On 27 July 2010, HM Treasury published a discussion paper outlining its proposals for an alternative means of restricting pensions tax relief. The main proposals for discussion are as follows:
1. Reducing the annual allowance
The discussion paper says that the reduced level of the annual allowance would depend on how the restriction is designed, but it was likely to be between £30,000 and £45,000. The main points raised for discussion are:
a) A tailored annual allowance charge. Instead of the current flat-rate 40 per cent charge, contributions exceeding the annual allowance would be treated as the top slice of an individual’s income and subject to a recovery charge that would vary according to whether income is taxed at the higher rate or the additional rate;
b) Valuing defined benefit accruals. For valuing deemed contributions to defined benefit pension schemes, the Government proposes using a flat-rate factor in the region of 15-20 (the current factor being 10.) The Government Actuary’s Department suggests that a factor of 15-20 could lead to an annual allowance of £40,000 being needed;
c) Treatment of deferred members. Carving out deferred members from the annual allowance test would ease administrative burdens on schemes, but could raise potential fairness issues over the treatment of active members;
d) Exemptions from the annual allowance test. The Government proposes that contributions or accruals would not be tested against the annual allowance on death or when a serious-ill-health lump-sum is paid; and
e) Reducing the lifetime allowance. To maintain cohesion between the annual allowance and the lifetime allowance, the Government proposes reducing the latter from its current £1.8m level. Consequently, it seeks views on whether the value of rights receiving primary or enhanced protection should be frozen.

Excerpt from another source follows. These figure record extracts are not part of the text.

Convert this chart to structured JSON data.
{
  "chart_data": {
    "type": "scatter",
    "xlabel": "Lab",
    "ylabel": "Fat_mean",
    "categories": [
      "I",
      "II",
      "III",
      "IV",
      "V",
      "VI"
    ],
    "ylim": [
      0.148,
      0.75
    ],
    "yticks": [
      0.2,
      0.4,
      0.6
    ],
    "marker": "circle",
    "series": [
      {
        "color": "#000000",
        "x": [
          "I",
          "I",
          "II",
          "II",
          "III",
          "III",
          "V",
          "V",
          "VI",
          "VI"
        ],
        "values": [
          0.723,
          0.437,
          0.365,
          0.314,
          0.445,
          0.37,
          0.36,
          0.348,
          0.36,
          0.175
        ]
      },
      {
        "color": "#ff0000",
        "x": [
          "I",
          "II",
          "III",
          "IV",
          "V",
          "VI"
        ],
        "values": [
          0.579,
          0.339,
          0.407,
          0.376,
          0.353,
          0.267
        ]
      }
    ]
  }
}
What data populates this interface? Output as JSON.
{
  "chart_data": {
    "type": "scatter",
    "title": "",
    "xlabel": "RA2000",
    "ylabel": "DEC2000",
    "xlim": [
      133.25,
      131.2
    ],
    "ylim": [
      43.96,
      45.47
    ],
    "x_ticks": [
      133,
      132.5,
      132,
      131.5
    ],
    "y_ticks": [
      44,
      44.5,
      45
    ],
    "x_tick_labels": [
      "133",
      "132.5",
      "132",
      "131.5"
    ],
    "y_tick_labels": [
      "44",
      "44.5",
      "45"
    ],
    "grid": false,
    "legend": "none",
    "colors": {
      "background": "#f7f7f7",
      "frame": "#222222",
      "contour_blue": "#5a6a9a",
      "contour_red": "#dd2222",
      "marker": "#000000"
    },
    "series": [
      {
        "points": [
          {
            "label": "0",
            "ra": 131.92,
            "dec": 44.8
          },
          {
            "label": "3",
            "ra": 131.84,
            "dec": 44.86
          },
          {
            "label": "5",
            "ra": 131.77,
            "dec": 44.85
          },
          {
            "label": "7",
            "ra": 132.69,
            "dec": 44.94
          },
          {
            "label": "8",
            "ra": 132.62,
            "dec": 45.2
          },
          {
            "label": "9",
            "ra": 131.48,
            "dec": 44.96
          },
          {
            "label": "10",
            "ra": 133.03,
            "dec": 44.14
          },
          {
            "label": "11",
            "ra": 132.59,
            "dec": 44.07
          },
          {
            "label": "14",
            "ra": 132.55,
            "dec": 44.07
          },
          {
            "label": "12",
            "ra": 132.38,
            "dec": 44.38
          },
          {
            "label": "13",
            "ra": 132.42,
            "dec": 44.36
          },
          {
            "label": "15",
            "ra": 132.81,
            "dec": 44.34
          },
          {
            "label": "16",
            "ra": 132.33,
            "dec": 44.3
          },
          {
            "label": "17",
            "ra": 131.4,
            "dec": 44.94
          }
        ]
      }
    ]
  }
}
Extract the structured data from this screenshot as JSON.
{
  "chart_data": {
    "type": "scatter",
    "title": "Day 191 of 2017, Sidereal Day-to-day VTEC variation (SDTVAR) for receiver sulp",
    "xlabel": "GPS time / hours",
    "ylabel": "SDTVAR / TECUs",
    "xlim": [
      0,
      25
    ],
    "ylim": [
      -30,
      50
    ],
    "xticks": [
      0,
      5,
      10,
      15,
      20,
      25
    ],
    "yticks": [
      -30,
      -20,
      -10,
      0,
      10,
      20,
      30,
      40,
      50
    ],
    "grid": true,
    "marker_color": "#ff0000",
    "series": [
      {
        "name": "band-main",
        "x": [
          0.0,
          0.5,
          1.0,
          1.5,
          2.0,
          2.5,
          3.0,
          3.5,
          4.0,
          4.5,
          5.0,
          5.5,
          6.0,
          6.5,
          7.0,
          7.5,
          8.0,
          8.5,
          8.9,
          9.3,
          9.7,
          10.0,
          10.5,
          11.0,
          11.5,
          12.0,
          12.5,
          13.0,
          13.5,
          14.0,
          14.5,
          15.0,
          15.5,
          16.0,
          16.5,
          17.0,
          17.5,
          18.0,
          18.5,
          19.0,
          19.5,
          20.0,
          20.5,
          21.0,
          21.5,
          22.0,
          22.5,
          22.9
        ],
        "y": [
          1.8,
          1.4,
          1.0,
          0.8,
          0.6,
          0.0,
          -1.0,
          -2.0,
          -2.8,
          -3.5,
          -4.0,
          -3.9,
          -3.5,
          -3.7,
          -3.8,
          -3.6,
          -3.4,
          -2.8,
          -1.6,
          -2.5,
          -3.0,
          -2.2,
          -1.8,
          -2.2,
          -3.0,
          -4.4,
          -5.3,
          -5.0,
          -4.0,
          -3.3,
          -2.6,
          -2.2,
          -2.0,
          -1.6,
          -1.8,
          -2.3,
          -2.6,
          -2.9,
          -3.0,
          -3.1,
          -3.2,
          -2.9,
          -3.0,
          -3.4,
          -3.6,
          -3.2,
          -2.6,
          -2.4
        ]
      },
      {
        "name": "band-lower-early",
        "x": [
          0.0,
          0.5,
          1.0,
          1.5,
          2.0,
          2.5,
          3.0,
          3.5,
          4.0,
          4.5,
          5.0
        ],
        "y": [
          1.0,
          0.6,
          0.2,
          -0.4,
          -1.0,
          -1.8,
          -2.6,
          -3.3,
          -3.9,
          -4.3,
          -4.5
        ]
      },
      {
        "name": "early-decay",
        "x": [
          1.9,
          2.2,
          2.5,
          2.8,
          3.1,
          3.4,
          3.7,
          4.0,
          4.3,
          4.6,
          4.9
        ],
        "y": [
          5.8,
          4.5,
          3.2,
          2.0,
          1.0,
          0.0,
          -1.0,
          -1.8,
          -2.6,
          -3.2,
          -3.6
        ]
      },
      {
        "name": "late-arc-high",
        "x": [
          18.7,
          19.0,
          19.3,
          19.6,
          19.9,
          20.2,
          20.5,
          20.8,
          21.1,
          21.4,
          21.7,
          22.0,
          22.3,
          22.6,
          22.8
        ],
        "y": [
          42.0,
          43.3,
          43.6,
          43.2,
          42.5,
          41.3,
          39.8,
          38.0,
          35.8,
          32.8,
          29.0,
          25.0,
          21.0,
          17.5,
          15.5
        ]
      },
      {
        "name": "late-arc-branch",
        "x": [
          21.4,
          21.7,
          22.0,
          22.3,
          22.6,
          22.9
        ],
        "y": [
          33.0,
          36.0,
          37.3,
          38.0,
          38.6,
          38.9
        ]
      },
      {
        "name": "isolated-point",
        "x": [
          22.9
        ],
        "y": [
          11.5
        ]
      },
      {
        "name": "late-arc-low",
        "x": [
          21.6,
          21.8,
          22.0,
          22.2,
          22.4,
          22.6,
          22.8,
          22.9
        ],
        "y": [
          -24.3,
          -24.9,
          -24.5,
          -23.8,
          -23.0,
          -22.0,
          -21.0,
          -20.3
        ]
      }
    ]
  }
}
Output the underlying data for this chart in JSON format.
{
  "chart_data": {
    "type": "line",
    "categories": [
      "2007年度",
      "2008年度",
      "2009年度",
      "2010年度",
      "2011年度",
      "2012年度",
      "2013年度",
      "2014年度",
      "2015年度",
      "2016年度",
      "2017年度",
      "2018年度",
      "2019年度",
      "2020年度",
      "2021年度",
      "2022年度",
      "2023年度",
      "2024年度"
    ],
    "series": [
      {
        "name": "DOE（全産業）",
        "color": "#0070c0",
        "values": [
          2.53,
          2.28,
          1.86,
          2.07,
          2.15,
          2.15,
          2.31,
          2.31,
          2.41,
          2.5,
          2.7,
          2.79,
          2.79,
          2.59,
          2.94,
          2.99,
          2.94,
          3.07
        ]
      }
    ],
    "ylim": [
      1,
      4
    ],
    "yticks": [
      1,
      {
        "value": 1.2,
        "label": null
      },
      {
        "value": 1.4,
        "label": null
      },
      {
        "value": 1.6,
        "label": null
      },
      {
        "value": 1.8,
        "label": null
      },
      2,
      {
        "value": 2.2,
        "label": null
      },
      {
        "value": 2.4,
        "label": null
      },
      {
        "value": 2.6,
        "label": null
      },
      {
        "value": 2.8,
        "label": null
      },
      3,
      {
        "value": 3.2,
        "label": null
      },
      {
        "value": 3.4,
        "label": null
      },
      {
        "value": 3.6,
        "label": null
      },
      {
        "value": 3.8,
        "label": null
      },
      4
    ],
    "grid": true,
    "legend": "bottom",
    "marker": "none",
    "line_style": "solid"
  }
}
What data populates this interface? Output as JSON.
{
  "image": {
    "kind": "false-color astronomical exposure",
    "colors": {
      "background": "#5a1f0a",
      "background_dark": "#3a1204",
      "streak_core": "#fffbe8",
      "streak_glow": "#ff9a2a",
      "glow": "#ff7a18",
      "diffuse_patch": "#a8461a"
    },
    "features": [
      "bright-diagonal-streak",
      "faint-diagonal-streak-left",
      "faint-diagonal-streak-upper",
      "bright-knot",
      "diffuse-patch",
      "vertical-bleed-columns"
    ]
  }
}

2) Managing the impact of the annual allowance charge in defined benefit schemes
The discussion paper identifies a number of issues that may arise in defined benefit schemes, particularly unusual ‘spikes’ in accruals by individuals who are not normally subject to an annual allowance charge. The paper offers several suggestions for dealing with such situations, including capping or smoothing accruals so they do not exceed the annual allowance, or redesigning or removing benefit elements that may cause spikes. The Government has said that it will look out for actions that try to take advantage of the flat-rate valuation of defined benefit accruals, such as awarding large pension increases or bringing forward the normal pension age.
3) Paying the annual allowance charge
A revised annual allowance would still be assessed and collected through the self-assessment tax return. However, the Government has asked for views on whether the pension input period for the purposes of the annual allowance should be aligned with the tax year. Transitional measures will be included in legislation to cover those people who have already exceeded their reduced annual allowance by April 2011, but where their input period does not end until 2012.
4) Informing scheme members and HM Revenue & Customs
The Government suggests there is a case for requiring defined benefit schemes to inform members about their pension input amounts. Views are sought on whether schemes should be required to notify members specifically if their pension input amounts exceed the annual allowance.
What happens next?
All submissions to the discussion paper must be received by 27 August 2010. The Government will then decide by the end of September 2010 whether to proceed with reducing the annual allowance. If it does, the measures in the Finance Act 2010 to bring in a high income excess relief charge will be repealed.
However, this discussion paper shows that reducing the level of the annual allowance is potentially problematic for the Government. For example, there are fairness issues that need to be properly considered, particularly in relation to the comparative treatment of active and deferred members. Consequently, unless anti-avoidance provisions are included in any new legislation, it is possible that high-earners with substantial pension entitlements could manipulate the new regime to their advantage.